Der Fortschritt, den die Welt gemacht hat, steht im Verhältnis zu ihrem Erfolg im Erforschen der Wahrheit. Die Menschen haben stets nach dem Warum und Weshalb des Seins gefragt, und die Philosophen aller Zeiten haben sich mit diesen Fragen beschäftigt. Dieselben bilden jetzt den Ansporn zu jeder Forschung auf wissenschaftlichem Gebiet und liefern der ganzen Menschheit einen nieversagenden Antrieb zu einer mentalen Tätigkeit, deren Ziel nicht fliehende Schatten, eitle Zeitlichkeiten sind, sondern das Ewige mit seinem tröstenden, beruhigenden und wohltuenden Einfluß.
Die Frage des Pilatus: „Was ist Wahrheit?” ist verschieden beurteilt worden. Nach Ansicht Lord Bacons warf Pilatus die Frage nur so hin, ohne eine Antwort zu erwarten. Zutreffender wäre es vielleicht, Pilatus als einen Menschen seiner Zeit (oder, wenn man will, auch unsrer Zeit) zu betrachten, als einen intelligenten Menschen, der Beweismittel zu wägen verstand und dadurch zu richtigen Schlüssen gelangen konnte, dem aber die Kraft fehlte, diesen Schlüssen entsprechend zu handeln, weil er des Vertrauens auf das göttliche Prinzip entbehrte.

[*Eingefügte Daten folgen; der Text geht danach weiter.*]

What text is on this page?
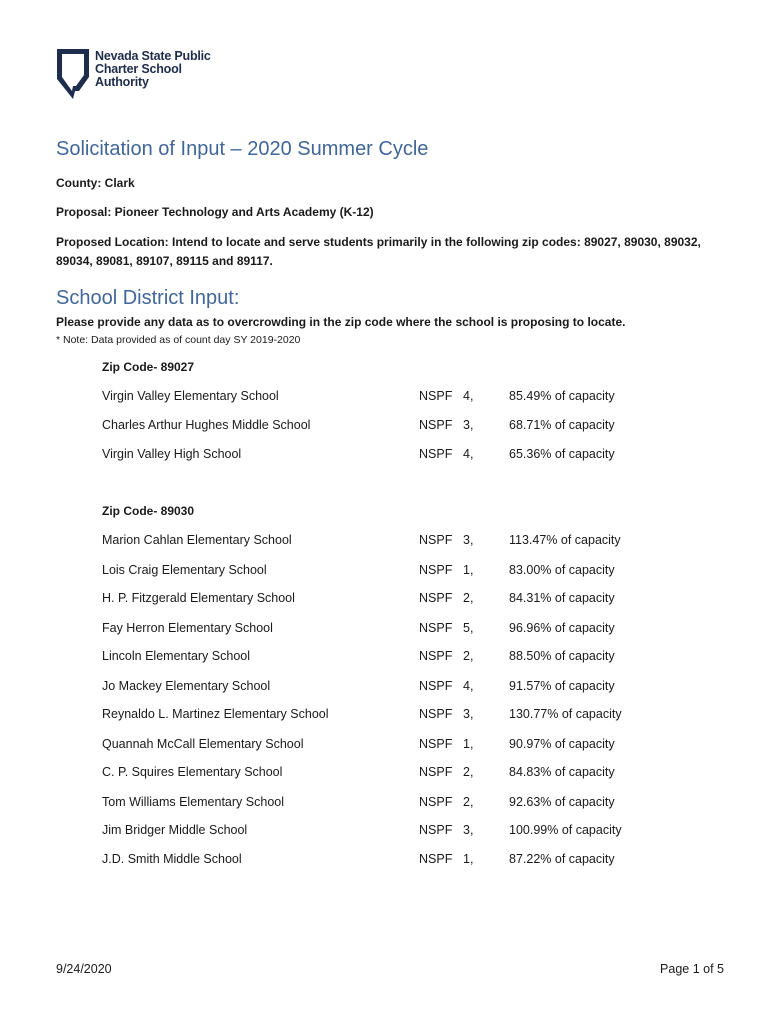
Nevada State Public
Charter School
Authority
Solicitation of Input – 2020 Summer Cycle
County: Clark
Proposal: Pioneer Technology and Arts Academy (K-12)
Proposed Location: Intend to locate and serve students primarily in the following zip codes: 89027, 89030, 89032, 89034, 89081, 89107, 89115 and 89117.
School District Input:
Please provide any data as to overcrowding in the zip code where the school is proposing to locate.
* Note: Data provided as of count day SY 2019-2020
Zip Code- 89027
Virgin Valley Elementary School	NSPF 4,	85.49% of capacity
Charles Arthur Hughes Middle School	NSPF 3,	68.71% of capacity
Virgin Valley High School	NSPF 4,	65.36% of capacity
Zip Code- 89030
Marion Cahlan Elementary School	NSPF 3,	113.47% of capacity
Lois Craig Elementary School	NSPF 1,	83.00% of capacity
H. P. Fitzgerald Elementary School	NSPF 2,	84.31% of capacity
Fay Herron Elementary School	NSPF 5,	96.96% of capacity
Lincoln Elementary School	NSPF 2,	88.50% of capacity
Jo Mackey Elementary School	NSPF 4,	91.57% of capacity
Reynaldo L. Martinez Elementary School	NSPF 3,	130.77% of capacity
Quannah McCall Elementary School	NSPF 1,	90.97% of capacity
C. P. Squires Elementary School	NSPF 2,	84.83% of capacity
Tom Williams Elementary School	NSPF 2,	92.63% of capacity
Jim Bridger Middle School	NSPF 3,	100.99% of capacity
J.D. Smith Middle School	NSPF 1,	87.22% of capacity
9/24/2020	Page 1 of 5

Als er bei dem Scheinverhör von den widerstreitenden Elementen der Leidenschaft bedrängt wurde und nach einem Ausweg suchte, bewies er seine unsichere, auf Triebsand gegründete Stellung. Daher sind seine halb sarkastischen, halb skeptischen Worte: „Was ist Wahrheit?” durchaus nicht überraschend.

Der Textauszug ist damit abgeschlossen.